By Chad Bixby | June 7, 2002

“Cherish” is slightly less than lovable. It’s a strained romantic comedy that starts promisingly, takes a hard left turn and slowly falls apart. As Zoe Adler, a romance-starved animator, Robin Tunney has charm to spare, but the movie strands her in a story that is just…weird. Not quirky, not kooky, but weird.
With the main credits, director Finn Taylor establishes a light ’60s-styled romantic fantasia, complete with the Association’s “Cherish” on the soundtrack and Tunney waltzing around San Francisco in wacky candy-colored attire. (One of the film’s failings is that we never get any sense of the great city; if you bother to shoot in San Francisco, how about showing it off?) While Zoe makes moon-eyes at a greasy co-worker (Jason Priestley), it would appear that a crazed stalker only has eyes for her. This is where the trouble starts, and the movie never has a chance to recover.
The details are too tiresome to relate, but soon enough Zoe finds herself under house arrest, slapped with an ankle bracelet, locked down in a cruddy slum loft. There she spends most of the next hour, trying out various half-assed escape plans and flirting with Daly, a fastidious representative of “the company” (the company that manufactures the ankle bracelets, that is). As Daly, Tim Blake Nelson gets to pull a few funny faces and wears a formidable collection of hideous ties. He and Tunney make a cute couple, but again, the movie can’t figure out what to do with them.

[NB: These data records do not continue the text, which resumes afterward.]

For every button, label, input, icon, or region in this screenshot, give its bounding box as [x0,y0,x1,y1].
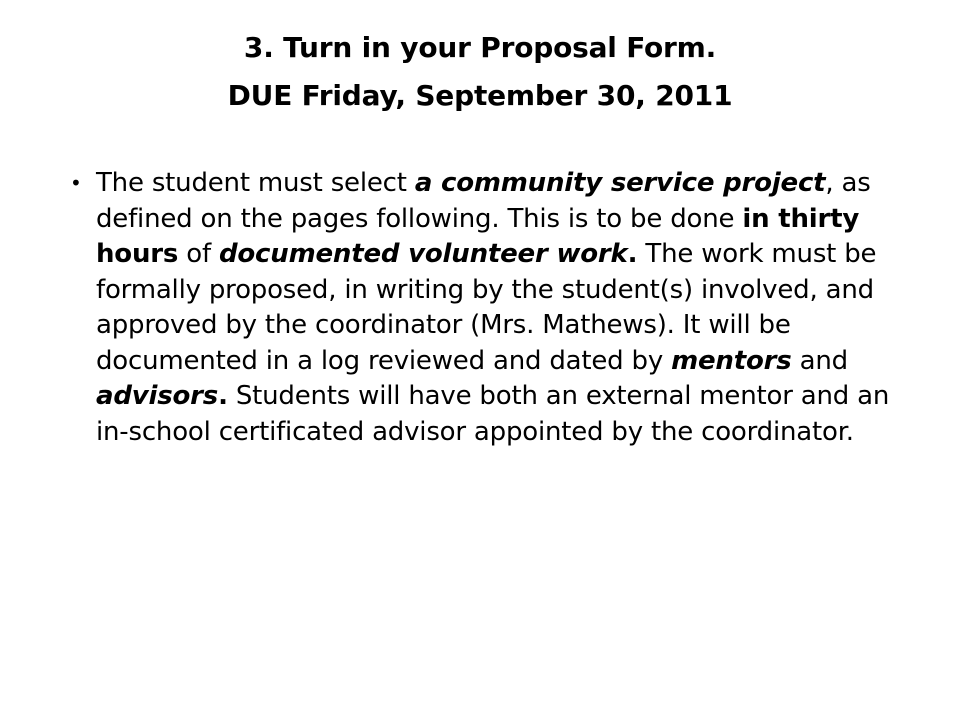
text-segment: , as defined on the pages following. This is to be done [96,168,871,234]
text-segment: and [791,345,848,376]
emphasis-community-service-project: a community service project [414,168,826,198]
title-line-1: 3. Turn in your Proposal Form. [243,31,717,64]
bold-period: . [218,381,228,411]
emphasis-advisors: advisors [96,381,219,411]
bullet-icon: • [70,171,82,195]
text-segment: Students will have both an external mentor and an in-school certificated advisor appointed by the coordinator. [96,381,890,447]
bold-period: . [627,239,638,269]
slide-body [70,166,900,450]
text-segment: The work must be formally proposed, in writing by the student(s) involved, and approved by the coordinator (Mrs. Mathews). It will be documented in a log reviewed and dated by [96,239,877,376]
title-line-2: DUE Friday, September 30, 2011 [227,79,733,112]
emphasis-thirty-hours: in thirty hours [96,203,860,269]
bullet-item [70,166,900,450]
text-segment: The student must select [96,168,415,198]
emphasis-documented-volunteer-work: documented volunteer work [218,239,628,269]
text-segment: of [178,239,219,269]
emphasis-mentors: mentors [671,345,792,376]
bullet-paragraph [96,166,900,450]
slide-title [80,24,880,120]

“Cherish” has its moments, but deploys its quirkiness like Michæl Bay deploys his pyro crew: too often and too damn hard. Mixing queasy violence and cheesy ’80s pop tunes (are you out there, Hall and/or Oates?), the tone is ten places at once. And for a little indie, it makes the classic Hollywood bonehead mistake of asking us to believe that a girl who looks like Robin Tunney is incapable of landing a man. Ummm…hello?